Various other fusion projects are in the same boat. Dr Paul Koloc has been working on a form of artificial ball lightning since the 1980s [FT246:14]. In his invention, nuclear fusion takes place in a free-floating, self-sustaining magnetic field shaped like a doughnut. Getting even a million or two is not so easy for someone outside the establishment and without the backing of a major university. Without funding, we will never know whether it really works, and Dr Koloc will be just another inventor who could have been a contender. The situation is very similar with bubble fusion, in which nuclear reactions appear to occur in tiny bubbles blasted by high-intensity sound (FT224:13).
Meanwhile, the giant ITER hot fusion reactor has attracted billions of euros of government funding. While some progress has been made, more than five decades of research have failed to produce a working fusion reactor. But the money keeps pouring in, because respectable scientific institutions say that the technology ought to work someday, even after such a dismal return on the investment so far.
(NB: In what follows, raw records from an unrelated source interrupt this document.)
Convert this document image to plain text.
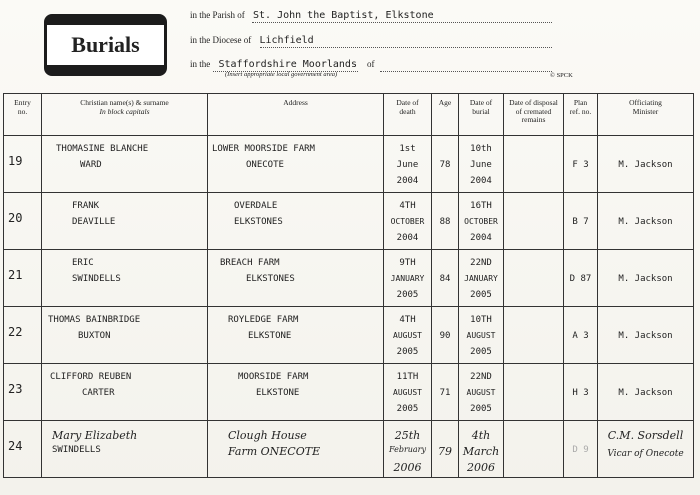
Burials
in the Parish of St. John the Baptist, Elkstone
in the Diocese of Lichfield
in the Staffordshire Moorlands of
(Insert appropriate local government area)	© SPCK
Entry
no.	Christian name(s) & surname
In block capitals	Address	Date of
death	Age	Date of
burial	Date of disposal
of cremated remains	Plan
ref. no.	Officiating
Minister

19	THOMASINE BLANCHE
WARD	LOWER MOORSIDE FARM
ONECOTE	1st
June
2004	78	10th
June
2004		F 3	M. Jackson

20	FRANK
DEAVILLE	OVERDALE
ELKSTONES	4TH
OCTOBER
2004	88	16TH
OCTOBER
2004		B 7	M. Jackson

21	ERIC
SWINDELLS	BREACH FARM
ELKSTONES	9TH
JANUARY
2005	84	22ND
JANUARY
2005		D 87	M. Jackson

22	THOMAS BAINBRIDGE
BUXTON	ROYLEDGE FARM
ELKSTONE	4TH
AUGUST
2005	90	10TH
AUGUST
2005		A 3	M. Jackson

23	CLIFFORD REUBEN
CARTER	MOORSIDE FARM
ELKSTONE	11TH
AUGUST
2005	71	22ND
AUGUST
2005		H 3	M. Jackson

24	Mary Elizabeth
SWINDELLS	Clough House
Farm ONECOTE	25th
February
2006	79	4th
March
2006		D 9	C.M. Sorsdell
Vicar of Onecote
By contrast, if other scientists are actively scornful of your work then you have little chance, however impressive the prospects are. Dr Roger Shawyer’s Emdrive could be the future of space travel, a reactionless drive based on a resonant chamber filled with microwaves [FT201:14]. Dr Shawyer has a track record with European satellite systems, and has a working demonstration model of his Emdrive. This appears to produce thrust without reaction. But most scientists would rather dismiss it out of hand, on the basis that it can’t possibly work, than look at it. So after an initial flurry of media attention, the Emdrive may never get the development programme it needs to make it into spacecraft.
The current system does act as a buffer to keep out a tide of half-baked ‘breakthroughs’ by legions of crazed inventors; but there is no telling how many world-changing discoveries never make it to the market simply because they can’t get past the dragons.